An Act to Amend the Divorce Act, the Family Orders and Agreements Enforcement Assistance Act and the Garnishment, Attachment and Pension Diversion Act and to make consequential amendments to another Act (“Bill C-78”) will come into force on July 1, 2020.
Bill C-78 has four main goals including “promoting the best interests of children, addressing family violence, reducing child poverty, and improving the efficiencies and accessibility of the family justice system.” These are laudable objectives and in spite of some criticism from stakeholders, Bill C-78 is a positive step towards more modern legislation that reflects the lived experiences of Canadian families.
In order to effect Bill C-78 (a federal law), the Federal Government has proposed changes to the existing Federal Child Support Guidelines and the Central Registry of Divorce Proceedings Regulations. These regulatory changes are necessary to:
- Ensure consistent terminology and approaches across related statues and policies;
- Prevent any legal void;
- Support and comply with the amendments to the Divorce Act; and
- Improve the efficient of processes, including rules relating to the calculation and recalculation framework under the Divorce Act.
For example, the Federal Government is proposing to change the terminology in the Federal Child Support Guidelines to mirror the terminology in Bill C-78 as follows:
- “Access” will be changed to “parenting time”;
- “Shared custody” will be changed to “shared parenting time”; and
- “Split custody” will be changed to “split parenting time.”
These changes are eminently reasonable. In order for family legislation to be effective and accessible, it has to be clear and consistent, which is why it is so important to ensure consistent language and terminology across the board. To do so avoids unnecessary confusion among family law litigants, practitioners, and judges alike.
The Federal Government is also proposing a new regulation, the Notice of Relocation Regulations. Pursuant to Bill C-78, if a parent wishes to relocate with a child the moving parent must give the non-moving parent at least 60 days notice. The Notice of Relocation Regulations prescribe a standard notice form to be used in these situations. Use of a standard form is one way to limit conflict; if the standard form is correctly filed out then the moving parent can be confident that they have provided all the relevant information to the non-moving parent without having to incur the cost of a lawyer to draft a ‘notice letter.’
Notwithstanding the Federal Governments attempts to provide a comprehensive Bill C-78 package, if Bill C-78 is to have the intended impact then the Provincial and Territorial Governments must also make changes to their existing court rules and forms. Prior to the onset COVID-19, it was widely anticipated that Provincial and Territorial Governments across the country would revisit their family law forms and rules and may even amend their provincial/territorial family law legislation to mirror the language of Bill C-78.

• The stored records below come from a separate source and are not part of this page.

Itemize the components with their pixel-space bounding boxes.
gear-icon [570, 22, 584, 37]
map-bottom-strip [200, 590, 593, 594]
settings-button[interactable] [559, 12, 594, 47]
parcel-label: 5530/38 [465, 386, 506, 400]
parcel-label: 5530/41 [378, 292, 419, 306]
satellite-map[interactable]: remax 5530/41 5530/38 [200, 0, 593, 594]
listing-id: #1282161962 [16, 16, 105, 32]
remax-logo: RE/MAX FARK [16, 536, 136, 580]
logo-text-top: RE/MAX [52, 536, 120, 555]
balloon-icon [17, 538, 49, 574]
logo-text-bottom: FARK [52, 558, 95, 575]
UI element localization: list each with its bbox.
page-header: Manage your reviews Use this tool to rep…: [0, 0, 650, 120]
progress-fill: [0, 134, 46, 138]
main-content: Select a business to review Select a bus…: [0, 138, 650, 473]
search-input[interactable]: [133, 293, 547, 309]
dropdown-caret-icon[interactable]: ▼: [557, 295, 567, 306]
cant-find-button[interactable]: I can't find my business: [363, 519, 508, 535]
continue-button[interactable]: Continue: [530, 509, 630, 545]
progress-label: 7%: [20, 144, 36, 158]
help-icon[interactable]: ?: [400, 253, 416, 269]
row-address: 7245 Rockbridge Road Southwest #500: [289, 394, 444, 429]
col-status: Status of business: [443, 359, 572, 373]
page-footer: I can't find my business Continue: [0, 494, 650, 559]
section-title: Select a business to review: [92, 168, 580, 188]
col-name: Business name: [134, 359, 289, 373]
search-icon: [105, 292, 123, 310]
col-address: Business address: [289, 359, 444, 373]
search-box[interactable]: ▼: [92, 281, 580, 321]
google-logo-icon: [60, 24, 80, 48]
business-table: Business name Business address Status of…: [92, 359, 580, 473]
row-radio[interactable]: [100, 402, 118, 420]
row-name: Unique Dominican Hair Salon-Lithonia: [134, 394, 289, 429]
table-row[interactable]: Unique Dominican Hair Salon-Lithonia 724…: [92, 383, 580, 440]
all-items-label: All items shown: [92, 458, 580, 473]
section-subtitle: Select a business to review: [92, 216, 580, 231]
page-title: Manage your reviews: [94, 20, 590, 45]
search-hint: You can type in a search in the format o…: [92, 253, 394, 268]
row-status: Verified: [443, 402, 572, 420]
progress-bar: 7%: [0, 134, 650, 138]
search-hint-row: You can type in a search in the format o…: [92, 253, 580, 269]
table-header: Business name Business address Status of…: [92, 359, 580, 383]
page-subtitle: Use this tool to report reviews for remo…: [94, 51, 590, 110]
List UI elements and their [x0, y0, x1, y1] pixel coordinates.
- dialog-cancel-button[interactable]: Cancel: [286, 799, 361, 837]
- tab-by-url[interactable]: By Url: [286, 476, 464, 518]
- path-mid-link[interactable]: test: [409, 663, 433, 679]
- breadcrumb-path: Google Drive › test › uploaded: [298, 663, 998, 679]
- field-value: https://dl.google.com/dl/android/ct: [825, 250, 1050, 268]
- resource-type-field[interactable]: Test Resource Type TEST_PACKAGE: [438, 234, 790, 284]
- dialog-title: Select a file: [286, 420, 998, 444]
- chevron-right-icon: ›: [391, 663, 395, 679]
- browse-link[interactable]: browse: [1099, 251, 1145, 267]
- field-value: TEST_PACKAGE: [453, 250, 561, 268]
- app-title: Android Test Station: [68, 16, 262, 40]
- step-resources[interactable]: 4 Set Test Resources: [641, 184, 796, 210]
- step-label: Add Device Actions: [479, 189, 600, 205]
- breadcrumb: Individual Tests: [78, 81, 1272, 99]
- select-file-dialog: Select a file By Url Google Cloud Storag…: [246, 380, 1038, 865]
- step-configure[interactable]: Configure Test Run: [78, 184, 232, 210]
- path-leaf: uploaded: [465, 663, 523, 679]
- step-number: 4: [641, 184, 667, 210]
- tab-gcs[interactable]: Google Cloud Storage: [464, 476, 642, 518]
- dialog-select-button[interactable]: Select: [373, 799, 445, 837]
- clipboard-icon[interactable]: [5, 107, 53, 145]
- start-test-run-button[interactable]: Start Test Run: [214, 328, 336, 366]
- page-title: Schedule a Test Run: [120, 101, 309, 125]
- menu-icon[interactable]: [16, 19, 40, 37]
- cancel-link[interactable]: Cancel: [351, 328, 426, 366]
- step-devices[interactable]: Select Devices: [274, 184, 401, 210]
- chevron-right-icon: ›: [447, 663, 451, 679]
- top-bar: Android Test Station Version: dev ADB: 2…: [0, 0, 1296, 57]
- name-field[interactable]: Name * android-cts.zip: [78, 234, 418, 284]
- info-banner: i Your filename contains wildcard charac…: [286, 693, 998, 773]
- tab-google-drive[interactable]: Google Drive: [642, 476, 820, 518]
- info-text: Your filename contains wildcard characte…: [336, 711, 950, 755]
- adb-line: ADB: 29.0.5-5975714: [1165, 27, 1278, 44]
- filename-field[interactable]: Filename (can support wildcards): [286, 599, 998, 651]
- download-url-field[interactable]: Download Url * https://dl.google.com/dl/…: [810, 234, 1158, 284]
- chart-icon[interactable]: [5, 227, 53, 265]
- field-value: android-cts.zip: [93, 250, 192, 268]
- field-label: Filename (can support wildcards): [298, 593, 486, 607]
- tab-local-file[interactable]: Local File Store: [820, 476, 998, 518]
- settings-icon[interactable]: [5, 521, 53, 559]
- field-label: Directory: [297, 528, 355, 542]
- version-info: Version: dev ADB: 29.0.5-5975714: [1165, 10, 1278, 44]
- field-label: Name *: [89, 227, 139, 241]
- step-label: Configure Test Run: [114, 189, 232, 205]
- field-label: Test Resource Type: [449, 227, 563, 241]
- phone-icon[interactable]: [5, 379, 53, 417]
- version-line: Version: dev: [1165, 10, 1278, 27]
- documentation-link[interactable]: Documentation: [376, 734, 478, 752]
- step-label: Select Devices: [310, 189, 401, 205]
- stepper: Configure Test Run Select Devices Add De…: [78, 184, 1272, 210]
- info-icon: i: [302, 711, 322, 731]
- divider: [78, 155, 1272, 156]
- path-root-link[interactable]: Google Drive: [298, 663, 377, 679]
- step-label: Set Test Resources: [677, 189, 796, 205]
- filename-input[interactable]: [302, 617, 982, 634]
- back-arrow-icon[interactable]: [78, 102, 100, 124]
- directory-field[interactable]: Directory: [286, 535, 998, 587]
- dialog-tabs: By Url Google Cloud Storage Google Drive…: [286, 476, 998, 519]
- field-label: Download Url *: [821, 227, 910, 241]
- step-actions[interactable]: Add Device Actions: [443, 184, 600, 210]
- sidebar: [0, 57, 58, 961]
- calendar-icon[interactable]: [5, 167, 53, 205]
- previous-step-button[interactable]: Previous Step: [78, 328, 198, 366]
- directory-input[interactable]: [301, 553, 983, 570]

Instead, the nation’s attention has shifted to address the onset of COVID-19. With all levels of government rightly focused on the health and safety of Canadians, what happens next for Bill C-78?
As far as we know, the Bill is still scheduled to come into force on July 1, 2020. In light of the circumstances, it is unlikely that Ontario Premier Doug Ford will have the time or resources to devote to updating Ontario’s court forms and the Family Law Rules to respond to Bill C-78. While this will likely result in some initial confusion, family lawyers and judges are nothing if not adaptable – I anticipate that we will see court forms modified by counsel and judges ready to apply the new law without delay.